Index(['year', 'month', 'day', 'hour', 'station_id_17', 'station_id_68',
       'station_id_72', 'station_id_81', 'station_id_86', 'station_id_237',
       'station_id_253', 'station_id_255', 'station_id_264', 'station_id_279',
       'station_id_304', 'station_id_381', 'station_id_424', 'station_id_435',
       'station_id_542', 'station_id_587', 'station_id_597', 'station_id_601',
       'station_id_609', 'station_id_635', 'station_id_668', 'station_id_751',
       'station_id_758', 'station_id_759', 'station_id_919', 'station_id_929',
       'station_id_1037', 'station_id_1145', 'station_id_1152',
       'station_id_1154', 'station_id_1226', 'station_id_1379',
       'station_id_1488', 'station_id_1489', 'station_id_1532',
       'station_id_1609', 'station_id_1612', 'station_id_1643',
       'station_id_1746', 'station_id_1774', 'station_id_1847',
       'station_id_1906', 'station_id_1915', 'station_id_1955',
       'station_id_2011', 'station_id_2022', 'station_id_2024',
       '

In [19]:
# Also need to filter y_train and y_test
y_train = y_train[y_train.index.isin(X_train.index)]
y_test = y_test[y_test.index.isin(X_test.index)]

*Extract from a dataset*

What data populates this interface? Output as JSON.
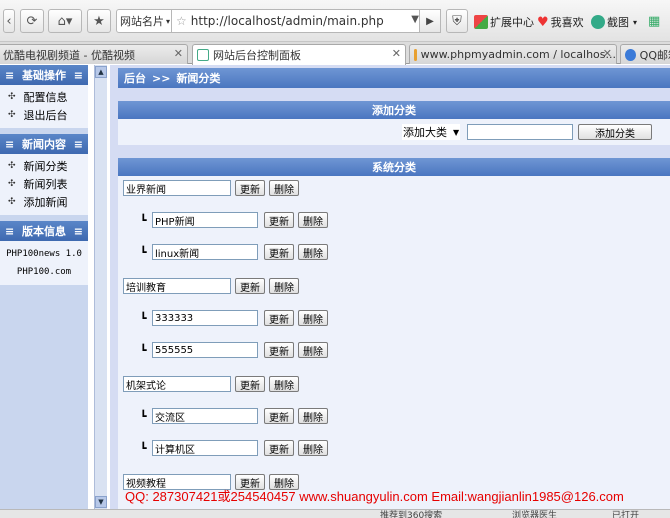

This feature map can be used now for <u>tree-based</u> methods. The cardinality has been reduced for better training time.

## Selecting a Model
A simple **Random Forest** approach is tried first to evaluate what the performane looks like. Note that Random forest can't handle *non-numeric* data until it is transformed! 

In [20]:
# training the model
from sklearn.ensemble import RandomForestRegressor
forest = RandomForestRegressor(random_state=2) 
forest.fit(X_train, y_train)

# training performance
from sklearn.metrics import mean_squared_error
from sklearn.metrics import r2_score
y_train_pred = forest.predict(X_train)
print(mean_squared_error(y_train, y_train_pred),r2_score(y_train, y_train_pred))

0.6746495255775576 0.9447442447917629


In [21]:
# performance on test set
y_test_pred = forest.predict(X_test)
print(mean_squared_error(y_test, y_test_pred), r2_score(y_test, y_test_pred))

8.455069602585258 0.5286546992647055


## Preliminary Results
- With 20 stations, R-squared on test data was 0.541 
- With 50 stations, R-squared on test data was 0.527
- With 450 stations, R-squared on test data was 0.528

More than 50% of the variation in the target variable can be explained just by using *datetime* features. It is expected that having more relevant features should be able to explain higher portion of total variance in *y*.
<br><br>
Hyperparameter tuning and model selection should also help increase performance on the test set.